Тополя нашей юности

22
18
20
22
24
26
28
30

Старшина метнулся дальше. Володя взвесил в руке бутылку. Обычная поллитровка. Запечатанная сургучом, как вино. Он подумал, что такие бутылки были, видимо, и у кавалеристов, но помогли им мало.

Медленно тянулись минуты. Никакой команды не было. Шинели Володя, как и его товарищи, не захватил. Он мерз, время от времени подергивал плечами и, прислонившись к стенке окопа, понемногу дремал. Рядом были окопы остальных курсантов, но никто из них к Володе не подошел, не отозвался. Ему тоже ни к кому не хотелось идти.

В полночь он подхватился, разбуженный какой-то возней. Закоченевшее, онемевшее тело била дрожь. Огни возле моста слабо мигали, смеха и возгласов совсем не было слышно. Зато здесь, в лесу, было необычное движение, доносились какие-то шорохи, конский топот, приглушенные голоса. Володя присмотрелся и чуть не закричал от радости: из-за реки, из тумана группами выныривали темные фигуры всадников. Их было много. Поскрипывали седла, еле слышно лязгали удила, у уставших лошадей екали селезенки.

Всадники, достигнув леса, спешивались, вели коней за уздечки. А новые фигуры все вылезали из тумана…

Через полчаса бойцов, лежавших до этого в окопах, построили в шеренгу. Подошел майор. В бурке с очень широкими плечами он был похож на ночного гнома. Майор сказал, что нужно сжечь мост, и пожар на мосту послужит сигналом для атаки на танки. Пойдут добровольцы. Майор поставил условие: вызвавшиеся идти на диверсию должны уметь плавать.

— Я, — вышел из строя Володя Голубович.

— Я, — раздался голос Саши-рязанца.

— Я, — отозвался Гриша-грузин.

Все курсанты вызвались идти на диверсию. Столько же или больше вышло кавалеристов. Однако майор отобрал восемь человек: четырех курсантов и четырех обозников. Старшим назначил знакомого курсантам старшину. Его фамилия была Хоменко.

Старшина повел группу к реке. Переправились через нее успешно: река была не такая широкая, как показалась вначале, и половину расстояния они шли вброд. Мокрые, стараясь согреться, они перебежками за считанные минуты добрались почти к самому большаку. Залегли в кустах.

Хоменко пополз в разведку.

Вернулся он нескоро. Тревожно тянулись минуты. Хоменко подполз и натужно засипел:

— Наши ранее сожгли пять танков, а мы сожжем мост. Немцы спят. На мосту два часовых.
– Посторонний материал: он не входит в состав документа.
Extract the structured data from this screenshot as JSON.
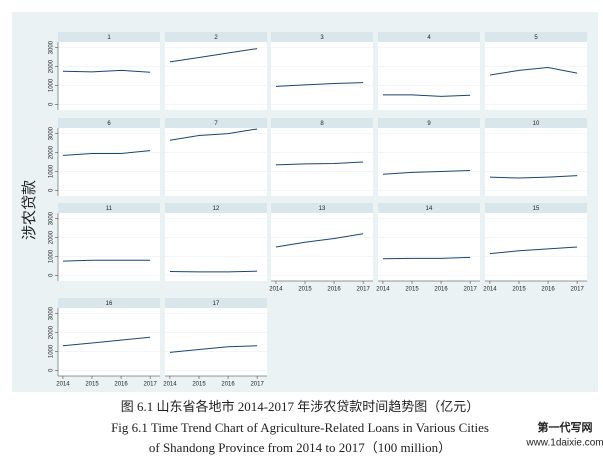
{
  "chart_data": {
    "type": "line",
    "y_label": "涉农贷款",
    "x": [
      2014,
      2015,
      2016,
      2017
    ],
    "xlim": [
      2013.83,
      2017.34
    ],
    "xticks": [
      2014,
      2015,
      2016,
      2017
    ],
    "ylim": [
      -300,
      3300
    ],
    "yticks": [
      0,
      1000,
      2000,
      3000
    ],
    "grid": true,
    "color": "#1a476f",
    "panels": [
      {
        "title": "1",
        "values": [
          1750,
          1720,
          1800,
          1700
        ]
      },
      {
        "title": "2",
        "values": [
          2250,
          2480,
          2720,
          2950
        ]
      },
      {
        "title": "3",
        "values": [
          950,
          1030,
          1100,
          1150
        ]
      },
      {
        "title": "4",
        "values": [
          500,
          500,
          420,
          480
        ]
      },
      {
        "title": "5",
        "values": [
          1550,
          1800,
          1950,
          1650
        ]
      },
      {
        "title": "6",
        "values": [
          1850,
          1950,
          1950,
          2100
        ]
      },
      {
        "title": "7",
        "values": [
          2650,
          2900,
          3000,
          3250
        ]
      },
      {
        "title": "8",
        "values": [
          1350,
          1400,
          1420,
          1500
        ]
      },
      {
        "title": "9",
        "values": [
          850,
          950,
          1000,
          1050
        ]
      },
      {
        "title": "10",
        "values": [
          700,
          650,
          700,
          780
        ]
      },
      {
        "title": "11",
        "values": [
          750,
          800,
          800,
          800
        ]
      },
      {
        "title": "12",
        "values": [
          200,
          180,
          180,
          220
        ]
      },
      {
        "title": "13",
        "values": [
          1500,
          1750,
          1950,
          2200
        ]
      },
      {
        "title": "14",
        "values": [
          880,
          900,
          900,
          950
        ]
      },
      {
        "title": "15",
        "values": [
          1150,
          1300,
          1400,
          1500
        ]
      },
      {
        "title": "16",
        "values": [
          1300,
          1450,
          1600,
          1750
        ]
      },
      {
        "title": "17",
        "values": [
          950,
          1100,
          1250,
          1300
        ]
      }
    ]
  },
  "caption": [
    "图 6.1  山东省各地市 2014-2017 年涉农贷款时间趋势图（亿元）",
    "Fig 6.1 Time Trend Chart of Agriculture-Related Loans in Various Cities",
    "of Shandong Province from 2014 to 2017（100 million）"
  ],
  "watermark": [
    "第一代写网",
    "www.1daixie.com"
  ]
}
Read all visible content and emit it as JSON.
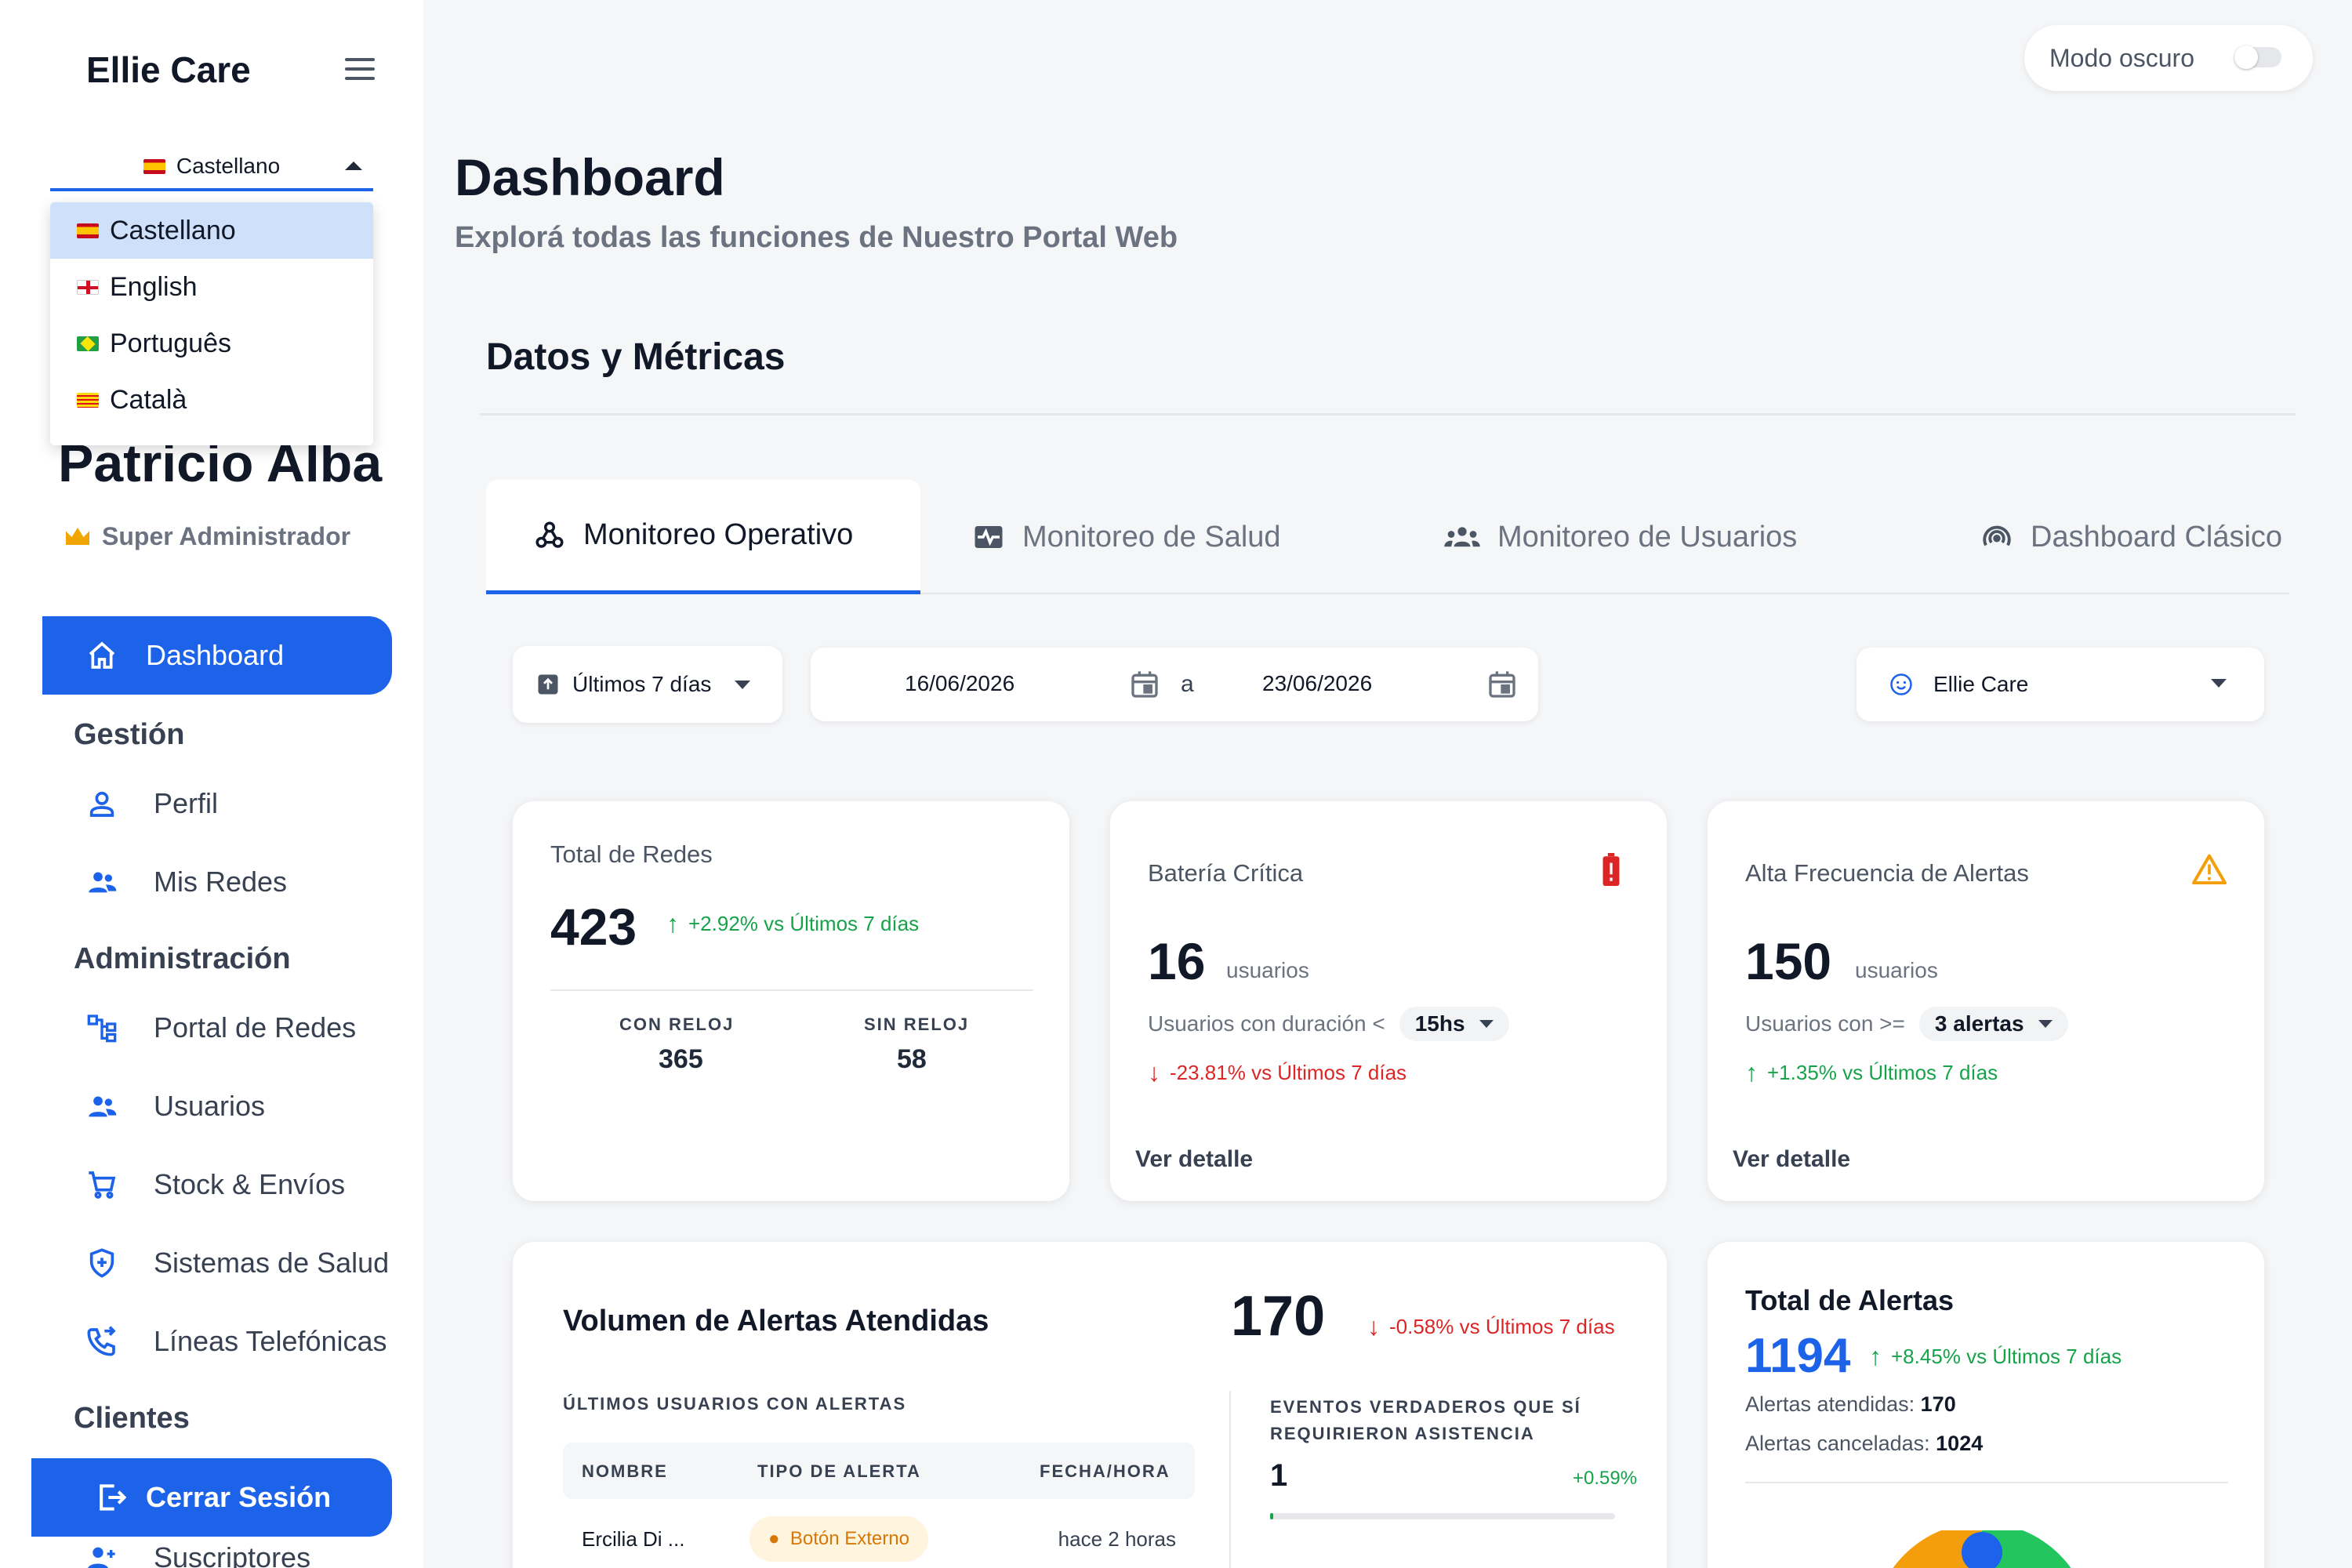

Одного я беру на себя. Другой, с той стороны, пусть стоит. Добегайте до середины моста и тогда бросайте бутылки… Сами — в реку. Как убью часового, закричу совой…

Хоменко снова пополз к мосту. И сразу же в ночной темноте пронзительно закричала сова.

Обдирая руки и лицо об кусты, Володя выбежал на насыпь, бросился к мосту. За ним, тяжело дыша, бежал Саша-рязанец, бухали мокрыми сапогами остальные. На мгновение в сознании Володи промелькнуло, что только вчера они, курсанты, ехали среди тюков сена, волновались и совсем не знали, что с ними будет…

Два огромных ослепительных столба огня один за другим взвились почти на противоположной стороне моста. Бросил бутылки Хоменко. Володя увидел несколько немецких палаток на луговине и три или четыре танка с жерлами орудий, повернутыми на восток. Володя бросил свои бутылки ближе к бушевавшему пламени, и почти одновременно с ним это сделали все остальные. Пламя было огромное. Даже от одной бутылки оно поднималось на высоту телеграфного столба…

Прыгая через перила моста в реку, Володя увидел ярко освещенную луговину и черную тучу всадников, мчавшихся на танки…

Выбрался из воды он нескоро — плыл против течения, и, когда вступил на берег, все было кончено. Подожженные обычными бутылками с горючей смесью, как огромные стога сена, пылали немецкие танки.

Эту историю я услышал в вагоне скорого поезда «Белоруссия», который вез нас из Минска в Москву. Ее рассказал гражданский человек лет пятидесяти, когда мы как раз подъезжали к Орше.

Поезд «Белоруссия» — хороший и удобный. Садишься вечером в Минске, а утром приезжаешь в Москву.